Allianz-Chef verdient im Rekordjahr deutlich mehr
Allianz-Chef Oliver Bäte hat angesichts des operativen Rekordgewinns des Versicherers 2025 einen ordentlichen Gehaltszuwachs bekommen. Die Gesamtvergütung einschließlich Pensionsaufwand wuchs im Vergleich zu 2024 um fast 1,4 Millionen auf 11,6 Millionen Euro, wie aus dem am Freitag veröffentlichten Geschäftsbericht des Konzerns hervorgeht. Damit verdiente der Manager fast doppelt so viel wie die Nummern zwei und drei der Topverdiener: Kapitalanlage-Vorstand Günther Thallinger und Asien-Chefin Renate Wagner kamen alles in allem jeweils auf rund 6,2 Millionen Euro.
In den Beträgen sind neben festen Grundgehältern und variablen Jahresboni auch langfristige Vergütungen enthalten.
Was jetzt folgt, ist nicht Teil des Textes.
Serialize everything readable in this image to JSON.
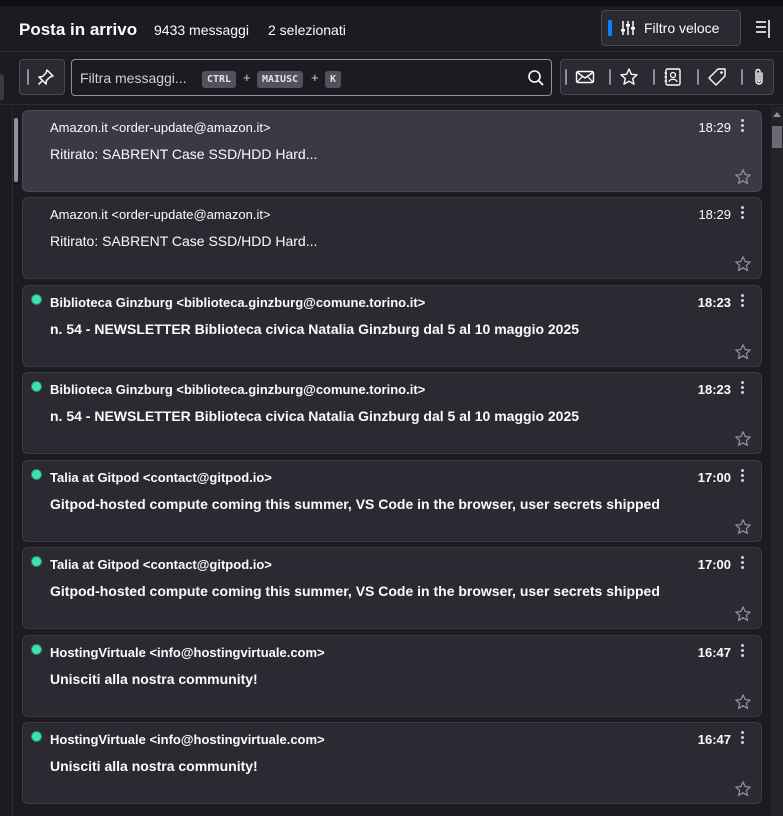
{
  "header": {
    "folder_title": "Posta in arrivo",
    "message_count": "9433 messaggi",
    "selected_count": "2 selezionati",
    "quick_filter_label": "Filtro veloce"
  },
  "filter": {
    "placeholder": "Filtra messaggi...",
    "shortcut_ctrl": "CTRL",
    "shortcut_shift": "MAIUSC",
    "shortcut_k": "K",
    "plus": "+"
  },
  "colors": {
    "accent": "#0a84ff",
    "unread_dot": "#3fe1b0",
    "background": "#1c1b22",
    "card": "#2b2a33"
  },
  "messages": [
    {
      "sender": "Amazon.it <order-update@amazon.it>",
      "time": "18:29",
      "subject": "Ritirato: SABRENT Case SSD/HDD Hard...",
      "unread": false,
      "selected": true
    },
    {
      "sender": "Amazon.it <order-update@amazon.it>",
      "time": "18:29",
      "subject": "Ritirato: SABRENT Case SSD/HDD Hard...",
      "unread": false,
      "selected": false
    },
    {
      "sender": "Biblioteca Ginzburg <biblioteca.ginzburg@comune.torino.it>",
      "time": "18:23",
      "subject": "n. 54 - NEWSLETTER Biblioteca civica Natalia Ginzburg dal 5 al 10 maggio 2025",
      "unread": true,
      "selected": false
    },
    {
      "sender": "Biblioteca Ginzburg <biblioteca.ginzburg@comune.torino.it>",
      "time": "18:23",
      "subject": "n. 54 - NEWSLETTER Biblioteca civica Natalia Ginzburg dal 5 al 10 maggio 2025",
      "unread": true,
      "selected": false
    },
    {
      "sender": "Talia at Gitpod <contact@gitpod.io>",
      "time": "17:00",
      "subject": "Gitpod-hosted compute coming this summer, VS Code in the browser, user secrets shipped",
      "unread": true,
      "selected": false
    },
    {
      "sender": "Talia at Gitpod <contact@gitpod.io>",
      "time": "17:00",
      "subject": "Gitpod-hosted compute coming this summer, VS Code in the browser, user secrets shipped",
      "unread": true,
      "selected": false
    },
    {
      "sender": "HostingVirtuale <info@hostingvirtuale.com>",
      "time": "16:47",
      "subject": "Unisciti alla nostra community!",
      "unread": true,
      "selected": false
    },
    {
      "sender": "HostingVirtuale <info@hostingvirtuale.com>",
      "time": "16:47",
      "subject": "Unisciti alla nostra community!",
      "unread": true,
      "selected": false
    }
  ]
}
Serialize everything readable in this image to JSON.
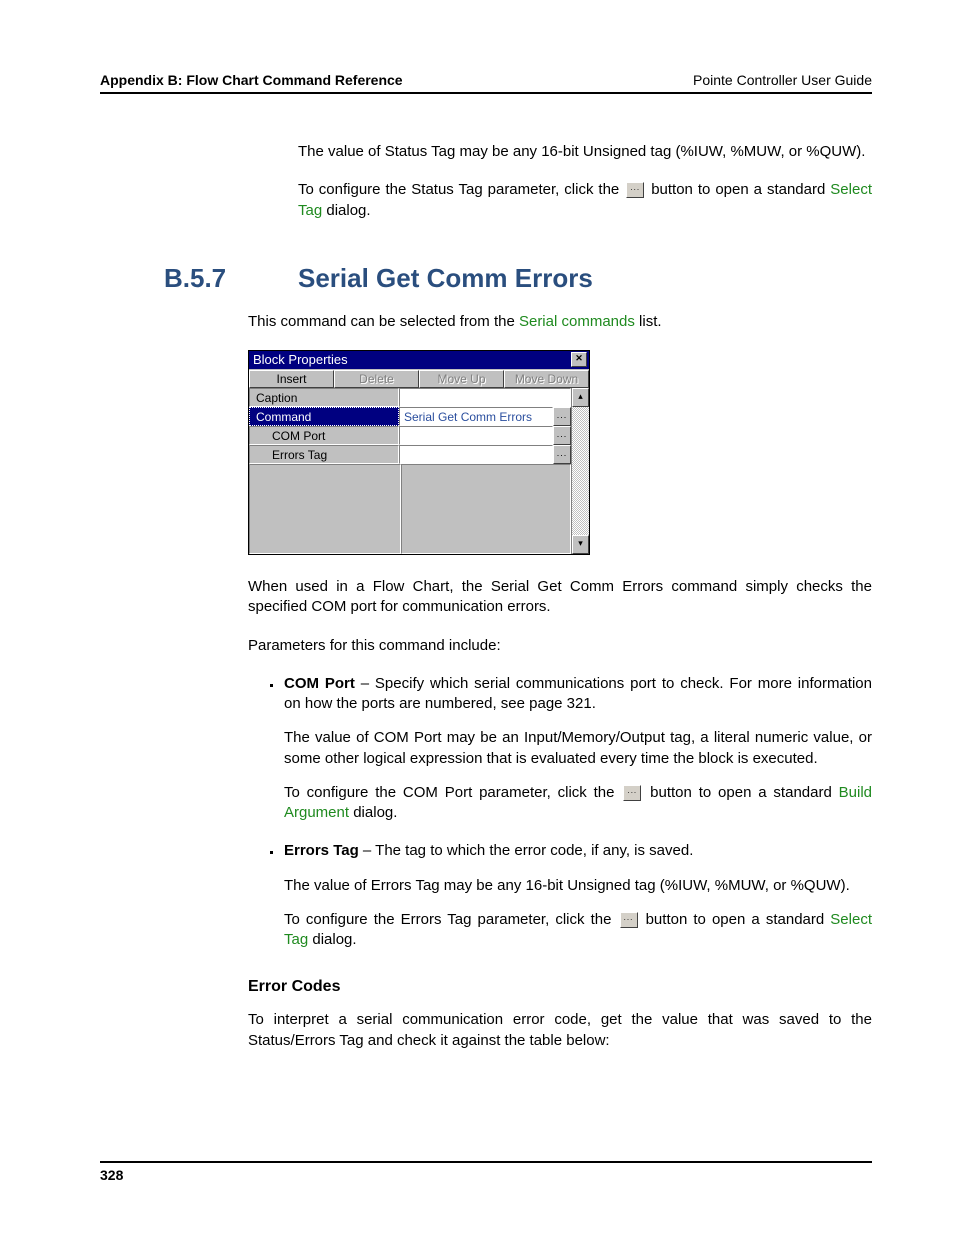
{
  "header": {
    "left": "Appendix B: Flow Chart Command Reference",
    "right": "Pointe Controller User Guide"
  },
  "intro": {
    "p1": "The value of Status Tag may be any 16-bit Unsigned tag (%IUW, %MUW, or %QUW).",
    "p2a": "To configure the Status Tag parameter, click the ",
    "p2b": " button to open a standard ",
    "link1": "Select Tag",
    "p2c": " dialog."
  },
  "heading": {
    "num": "B.5.7",
    "title": "Serial Get Comm Errors"
  },
  "after_heading": {
    "p1a": "This command can be selected from the ",
    "link": "Serial commands",
    "p1b": " list."
  },
  "dialog": {
    "title": "Block Properties",
    "tabs": {
      "insert": "Insert",
      "delete": "Delete",
      "moveup": "Move Up",
      "movedown": "Move Down"
    },
    "rows": {
      "caption": "Caption",
      "command": "Command",
      "command_val": "Serial Get Comm Errors",
      "comport": "COM Port",
      "errorstag": "Errors Tag"
    },
    "ellipsis": "...",
    "up": "▴",
    "down": "▾",
    "close": "✕"
  },
  "body": {
    "p1": "When used in a Flow Chart, the Serial Get Comm Errors command simply checks the specified COM port for communication errors.",
    "p2": "Parameters for this command include:",
    "li1": {
      "bold": "COM Port",
      "rest": " – Specify which serial communications port to check. For more information on how the ports are numbered, see page 321.",
      "sub1": "The value of COM Port may be an Input/Memory/Output tag, a literal numeric value, or some other logical expression that is evaluated every time the block is executed.",
      "sub2a": "To configure the COM Port parameter, click the ",
      "sub2b": " button to open a standard ",
      "sub2link": "Build Argument",
      "sub2c": " dialog."
    },
    "li2": {
      "bold": "Errors Tag",
      "rest": " – The tag to which the error code, if any, is saved.",
      "sub1": "The value of Errors Tag may be any 16-bit Unsigned tag (%IUW, %MUW, or %QUW).",
      "sub2a": "To configure the Errors Tag parameter, click the ",
      "sub2b": " button to open a standard ",
      "sub2link": "Select Tag",
      "sub2c": " dialog."
    }
  },
  "errorcodes": {
    "title": "Error Codes",
    "p": "To interpret a serial communication error code, get the value that was saved to the Status/Errors Tag and check it against the table below:"
  },
  "footer": {
    "page": "328"
  }
}
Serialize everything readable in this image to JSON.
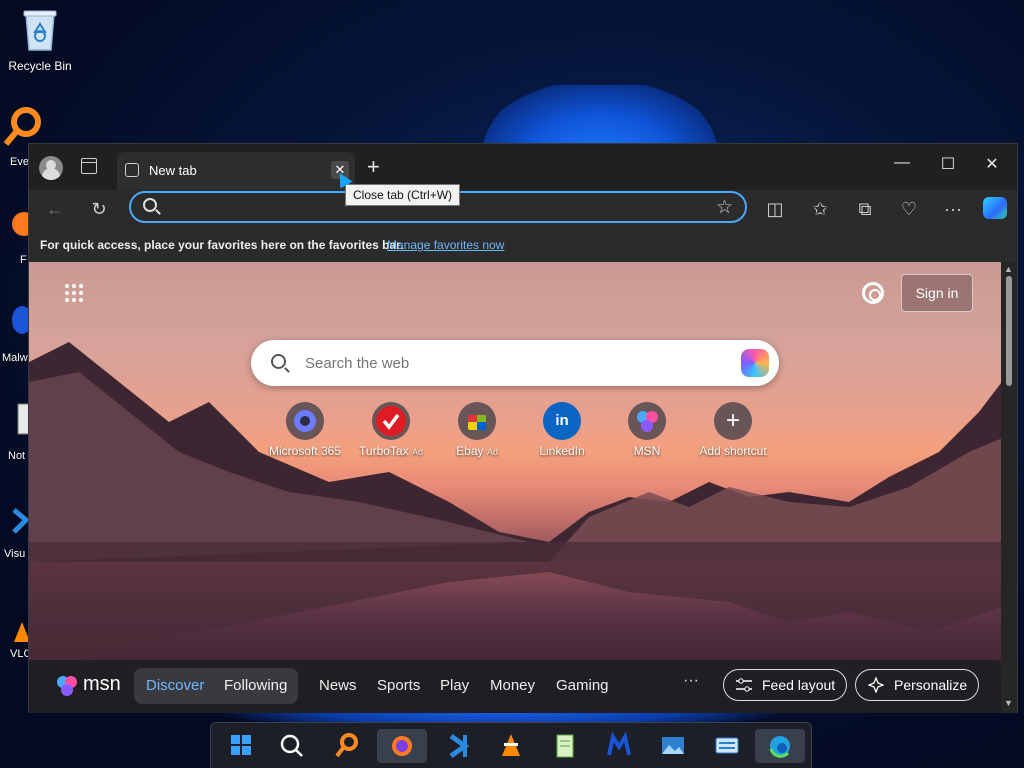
{
  "desktop": {
    "recycle_bin_label": "Recycle Bin",
    "edge_labels": [
      "Eve",
      "F",
      "Malw",
      "Not",
      "Visu",
      "VLC"
    ]
  },
  "browser": {
    "tab_title": "New tab",
    "tooltip": "Close tab (Ctrl+W)",
    "address_placeholder": "",
    "favorites_message": "For quick access, place your favorites here on the favorites bar.",
    "favorites_link": "Manage favorites now"
  },
  "newtab": {
    "sign_in_label": "Sign in",
    "search_placeholder": "Search the web",
    "shortcuts": [
      {
        "label": "Microsoft 365",
        "ad": "",
        "icon": "microsoft-365-icon"
      },
      {
        "label": "TurboTax",
        "ad": "Ad",
        "icon": "turbotax-icon"
      },
      {
        "label": "Ebay",
        "ad": "Ad",
        "icon": "ebay-icon"
      },
      {
        "label": "LinkedIn",
        "ad": "",
        "icon": "linkedin-icon"
      },
      {
        "label": "MSN",
        "ad": "",
        "icon": "msn-icon"
      },
      {
        "label": "Add shortcut",
        "ad": "",
        "icon": "plus-icon"
      }
    ]
  },
  "feedbar": {
    "brand": "msn",
    "discover": "Discover",
    "following": "Following",
    "nav": [
      "News",
      "Sports",
      "Play",
      "Money",
      "Gaming"
    ],
    "more": "···",
    "feed_layout": "Feed layout",
    "personalize": "Personalize"
  },
  "colors": {
    "accent": "#4aa8ff",
    "discover_active": "#6fb6ff",
    "window_bg": "#202020"
  },
  "taskbar": {
    "items": [
      "windows-start-icon",
      "search-icon",
      "everything-search-icon",
      "firefox-icon",
      "vscode-icon",
      "vlc-icon",
      "notepadplusplus-icon",
      "malwarebytes-icon",
      "photos-icon",
      "keyboard-app-icon",
      "edge-icon"
    ]
  }
}
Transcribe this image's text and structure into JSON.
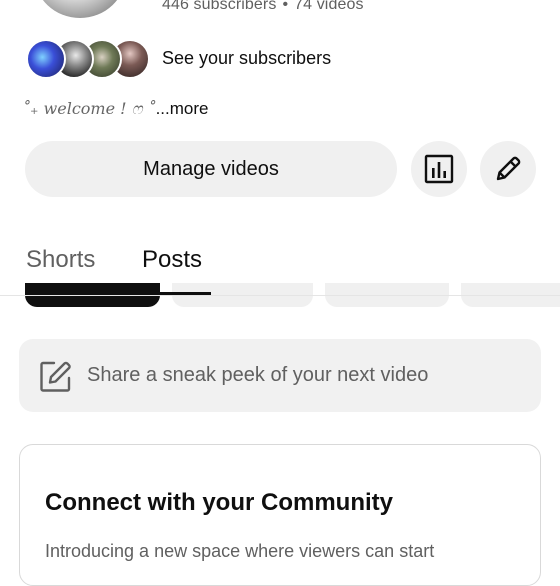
{
  "channel": {
    "subscribers": "446 subscribers",
    "separator": "•",
    "videos": "74 videos"
  },
  "subscribers_preview": {
    "label": "See your subscribers",
    "avatar_count": 4
  },
  "description": {
    "text": "˚₊ welcome ! ෆ ˚",
    "more": "...more"
  },
  "actions": {
    "manage_label": "Manage videos",
    "analytics_icon": "analytics-icon",
    "edit_icon": "pencil-icon"
  },
  "tabs": [
    {
      "label": "Shorts",
      "active": false
    },
    {
      "label": "Posts",
      "active": true
    }
  ],
  "composer": {
    "icon": "edit-square-icon",
    "placeholder": "Share a sneak peek of your next video"
  },
  "community_card": {
    "title": "Connect with your Community",
    "body": "Introducing a new space where viewers can start"
  },
  "colors": {
    "text_primary": "#0f0f0f",
    "text_secondary": "#606060",
    "button_bg": "#f0f0f0",
    "active_chip": "#0f0f0f"
  }
}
Im vergangenen Jahr hatten geringere Katastrophenschäden der Allianz einen Rekordgewinn im Tagesgeschäft beschert. Das operative Ergebnis stieg um gut acht Prozent auf knapp 17,4 Milliarden Euro, wie der Konzern bereits im Februar mitgeteilt hatte. Unter dem Strich entfiel auf die Anteilseigner ein Gewinn von fast 10,8 Milliarden Euro, etwa achteinhalb Prozent mehr als im Vorjahr. Die Dividende soll daher um elf Prozent auf 17,10 Euro je Aktie steigen. Außerdem will die Allianz bis zu 2,5 Milliarden Euro eigene Aktien zurückkaufen.
Die Allianz-Aktie notierte im XETRA-Handel letztlich 1,03 Prozent höher bei 354,10 Euro.